In applications requiring a large voltage gain in a single stage, the relationship $A_v = -g_m.R_d$ suggests that we increase the load impedance of the CS stage. With a resistor or diode connected load, however increasing the load resistance limits the output voltage swing.

A more practical approach is to replace the load with a current source as shown in the figure.

Both transistors operate in saturation. Since the total impedance seen at the output node is equal to $r_{o1} || r_{o2}$, the gain is $A_v = g_m( r_{o1} || r_{o2} )$.

Let us consider $M_1$ and $M_2$ separately. If $L_1$ is scaled by a factor 'a' > 1, then $W_1$ may need to be scaled proportionally as well. This is because, for a given drain current, $V_{gs1} - V_{th1}\propto \frac {1}{\sqrt{(\frac{W}{L})_1}}$

i.e if $W_1$ is not scaled, the overdrive voltage increases, limiting the output voltage swing. Also, since $g_{m1}\propto\sqrt{(\frac{W}{L})_1}$ scaling up only $L_1$ lowers $g_{m1}$.

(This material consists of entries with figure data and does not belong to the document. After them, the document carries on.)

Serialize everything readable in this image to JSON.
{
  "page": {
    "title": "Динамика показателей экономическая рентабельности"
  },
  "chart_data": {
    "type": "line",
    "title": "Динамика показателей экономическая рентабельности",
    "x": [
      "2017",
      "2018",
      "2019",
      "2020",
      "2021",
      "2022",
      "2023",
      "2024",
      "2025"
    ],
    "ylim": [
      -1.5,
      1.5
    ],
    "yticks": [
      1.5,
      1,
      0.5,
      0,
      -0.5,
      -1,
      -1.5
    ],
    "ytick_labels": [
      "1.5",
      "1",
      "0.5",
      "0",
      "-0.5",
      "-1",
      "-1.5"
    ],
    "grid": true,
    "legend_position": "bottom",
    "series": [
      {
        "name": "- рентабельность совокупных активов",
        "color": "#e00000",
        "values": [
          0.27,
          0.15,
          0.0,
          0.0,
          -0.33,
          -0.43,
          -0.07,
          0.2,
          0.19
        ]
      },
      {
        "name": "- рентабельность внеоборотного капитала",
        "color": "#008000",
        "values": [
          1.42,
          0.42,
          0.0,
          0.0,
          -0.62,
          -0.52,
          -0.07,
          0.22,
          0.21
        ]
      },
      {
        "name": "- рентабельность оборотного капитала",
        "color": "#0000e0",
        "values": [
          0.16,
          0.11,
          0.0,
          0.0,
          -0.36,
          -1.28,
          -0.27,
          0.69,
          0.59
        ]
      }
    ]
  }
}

In applications where these issues are unimportant, $W_1$ can remain constant while $L_1$ increases. Thus, the intrinsic gain of the transistor can be written as

$g_{m1}r_{01} = \sqrt{2(\frac{W}{L})_1 \mu_nC_{ox}I_D \frac{1}{\lambda I_D}}$

indicating that the gain increases with L because $\lambda$ depends more strongly on $L$ than $g_m$ does. Also, note that $g_m.r_o$ decreases as Id increases. Increasing $L_2$ while keeping $W_2$ constant increases $r_{o2}$ and hence the voltage gain, but at the cost of higher $|V_{DS2}|$ required to maintain $M_2$ in saturation.